FAU own research funding: EFI / IZKF / EAM ...
Start date : 01.12.2025
End date : 30.03.2027
Zahlreiche Studien zeigen, dass transkulturelle Kompetenz ein wichtiger Erfolgsfaktor für das Gelingen von Interaktionen zwischen Personen aus unterschiedlichen Kulturen ist, beispielsweise im Rahmen einer Psychotherapie (Soto et al., 2018; Tao et al., 2015; Wampold & Owen, 2021). Transkulturelle Kompetenz bezeichnet die Fähigkeit, mit Menschen unterschiedlicher kultureller Herkunft effektiv zusammenzuarbeiten. Angesichts der zunehmenden Diversität unserer Gesellschaft ist die gezielte Förderung transkultureller Kompetenz in verschiedenen Interaktionskontexten zentral. Dazu zählen einerseits die Psychotherapie und die psychologische Beratung, andererseits aber beispielsweise auch die universitäre Lehre, die Lehrer:innenausbildung oder medizinische Beratungskontexte.

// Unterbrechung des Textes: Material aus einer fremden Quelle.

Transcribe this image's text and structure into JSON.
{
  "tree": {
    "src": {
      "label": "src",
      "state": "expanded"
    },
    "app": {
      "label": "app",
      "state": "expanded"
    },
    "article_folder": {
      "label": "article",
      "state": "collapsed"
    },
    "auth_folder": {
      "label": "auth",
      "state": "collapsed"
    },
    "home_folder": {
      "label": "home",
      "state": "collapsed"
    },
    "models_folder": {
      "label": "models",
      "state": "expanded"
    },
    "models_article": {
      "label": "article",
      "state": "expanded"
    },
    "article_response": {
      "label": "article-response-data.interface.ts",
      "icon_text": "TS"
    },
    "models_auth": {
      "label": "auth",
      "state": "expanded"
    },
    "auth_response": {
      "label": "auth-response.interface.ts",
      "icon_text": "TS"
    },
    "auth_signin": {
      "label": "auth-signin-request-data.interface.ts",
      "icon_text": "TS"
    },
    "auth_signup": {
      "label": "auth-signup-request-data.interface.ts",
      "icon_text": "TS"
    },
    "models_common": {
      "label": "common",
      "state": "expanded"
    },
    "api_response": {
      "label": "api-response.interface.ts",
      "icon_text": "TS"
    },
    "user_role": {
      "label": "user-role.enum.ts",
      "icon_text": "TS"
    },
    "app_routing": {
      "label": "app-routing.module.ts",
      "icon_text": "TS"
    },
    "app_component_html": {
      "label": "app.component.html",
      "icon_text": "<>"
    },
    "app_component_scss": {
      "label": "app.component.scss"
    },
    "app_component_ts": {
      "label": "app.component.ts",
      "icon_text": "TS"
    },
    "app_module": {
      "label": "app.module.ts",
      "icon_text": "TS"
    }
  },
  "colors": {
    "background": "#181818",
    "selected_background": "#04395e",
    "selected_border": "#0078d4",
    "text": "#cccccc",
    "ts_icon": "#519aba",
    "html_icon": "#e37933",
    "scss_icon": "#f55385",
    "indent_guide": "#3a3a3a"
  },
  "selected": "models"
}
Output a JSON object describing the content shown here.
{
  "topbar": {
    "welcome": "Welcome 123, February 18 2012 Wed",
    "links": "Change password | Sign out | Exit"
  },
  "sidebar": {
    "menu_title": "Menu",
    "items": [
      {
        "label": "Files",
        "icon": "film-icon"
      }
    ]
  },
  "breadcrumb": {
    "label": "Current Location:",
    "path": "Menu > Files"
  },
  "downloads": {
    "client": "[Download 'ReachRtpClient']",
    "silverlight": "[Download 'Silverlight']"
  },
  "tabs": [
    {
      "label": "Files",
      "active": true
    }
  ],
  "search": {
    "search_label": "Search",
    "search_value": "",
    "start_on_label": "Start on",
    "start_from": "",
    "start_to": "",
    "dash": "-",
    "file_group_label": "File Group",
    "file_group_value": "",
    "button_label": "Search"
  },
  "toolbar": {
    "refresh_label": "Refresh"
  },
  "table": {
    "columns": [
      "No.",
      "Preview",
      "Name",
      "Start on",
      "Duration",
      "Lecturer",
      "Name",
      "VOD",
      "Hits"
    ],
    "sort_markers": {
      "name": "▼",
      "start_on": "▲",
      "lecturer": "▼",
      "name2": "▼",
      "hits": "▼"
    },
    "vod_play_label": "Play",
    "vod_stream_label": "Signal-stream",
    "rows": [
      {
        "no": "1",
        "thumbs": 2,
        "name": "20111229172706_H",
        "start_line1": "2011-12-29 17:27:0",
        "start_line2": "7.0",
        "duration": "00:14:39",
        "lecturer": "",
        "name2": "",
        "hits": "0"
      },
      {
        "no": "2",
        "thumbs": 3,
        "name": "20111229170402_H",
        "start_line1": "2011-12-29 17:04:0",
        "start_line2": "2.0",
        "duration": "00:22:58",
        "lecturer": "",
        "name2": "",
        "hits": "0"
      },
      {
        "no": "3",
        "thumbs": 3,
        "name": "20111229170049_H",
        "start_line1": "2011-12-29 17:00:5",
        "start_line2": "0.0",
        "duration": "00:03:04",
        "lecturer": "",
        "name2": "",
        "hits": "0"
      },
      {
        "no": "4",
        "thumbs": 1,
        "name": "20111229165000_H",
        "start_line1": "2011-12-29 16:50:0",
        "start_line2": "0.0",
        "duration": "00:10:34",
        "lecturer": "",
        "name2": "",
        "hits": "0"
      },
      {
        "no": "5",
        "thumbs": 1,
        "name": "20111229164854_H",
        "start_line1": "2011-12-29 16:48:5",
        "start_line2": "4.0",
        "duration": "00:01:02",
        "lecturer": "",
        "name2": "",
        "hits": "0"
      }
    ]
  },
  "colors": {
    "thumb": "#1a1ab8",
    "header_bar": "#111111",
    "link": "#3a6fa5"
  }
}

In einer eigenen Studie haben wir spezifisch für Psychotherapeut:innen ein Training zur Förderung transkultureller Kompetenzen entwickelt (CulTher-Training) und in einer randomisiert-kontrollierten Studie mit 335 klinischen Psycholog:innen evaluiert (Studer et al., 2024, submitted). Die Ergebnisse zeigen, dass das Training zu einer deutlichen Wissensverbesserung führte und Teilnehmende ein höheres Kompetenzerleben berichteten (Nuhn et al., in press). Dabei muss jedoch einschränkend ergänzt werden, dass die Kompetenz nur mittels Fragebogen und damit im Selbstbericht erhoben wurde, da Verfahren zur objektiven Erfassung der transkulturellen Kompetenz bisher fehlen. Selbstberichtsverfahren sind anfällig für Verzerrungen durch soziale Erwünschtheit und Selbstüberschätzung und bilden dadurch die tatsächliche Handlungskompetenz nur unzureichend ab (Caron et al., 2020; Wilcox et al., 2020). Eine Alternative sind anwendungsorientierte Tests, d.h. Prüfungen mit Simulationspersonen, die realitätsnäher und objektiver sind. Allerdings sind diese Tests personell und finanziell zu aufwendig für den flächendeckenden Einsatz. Zusätzlich zur reinen Prüfungsdurchführung müssen vorab Prüfungssituationen entwickelt und Prüfende und Simulationspersonen aufwändig geschult werden. Eine aktuelle Studie (Nelles et al., 2024) zeigte, dass für 39 zu prüfende Personen ein Gesamtaufwand von 85 Personentagen für eine anwendungsorientierte Prüfung benötigt wird. Es braucht daher also Messinstrumente, die kulturelle Kompetenz objektiver messen, gleichzeitig aber auch ressourcenschonend bei einer großen Anzahl von zu prüfenden Personen eingesetzt werden können.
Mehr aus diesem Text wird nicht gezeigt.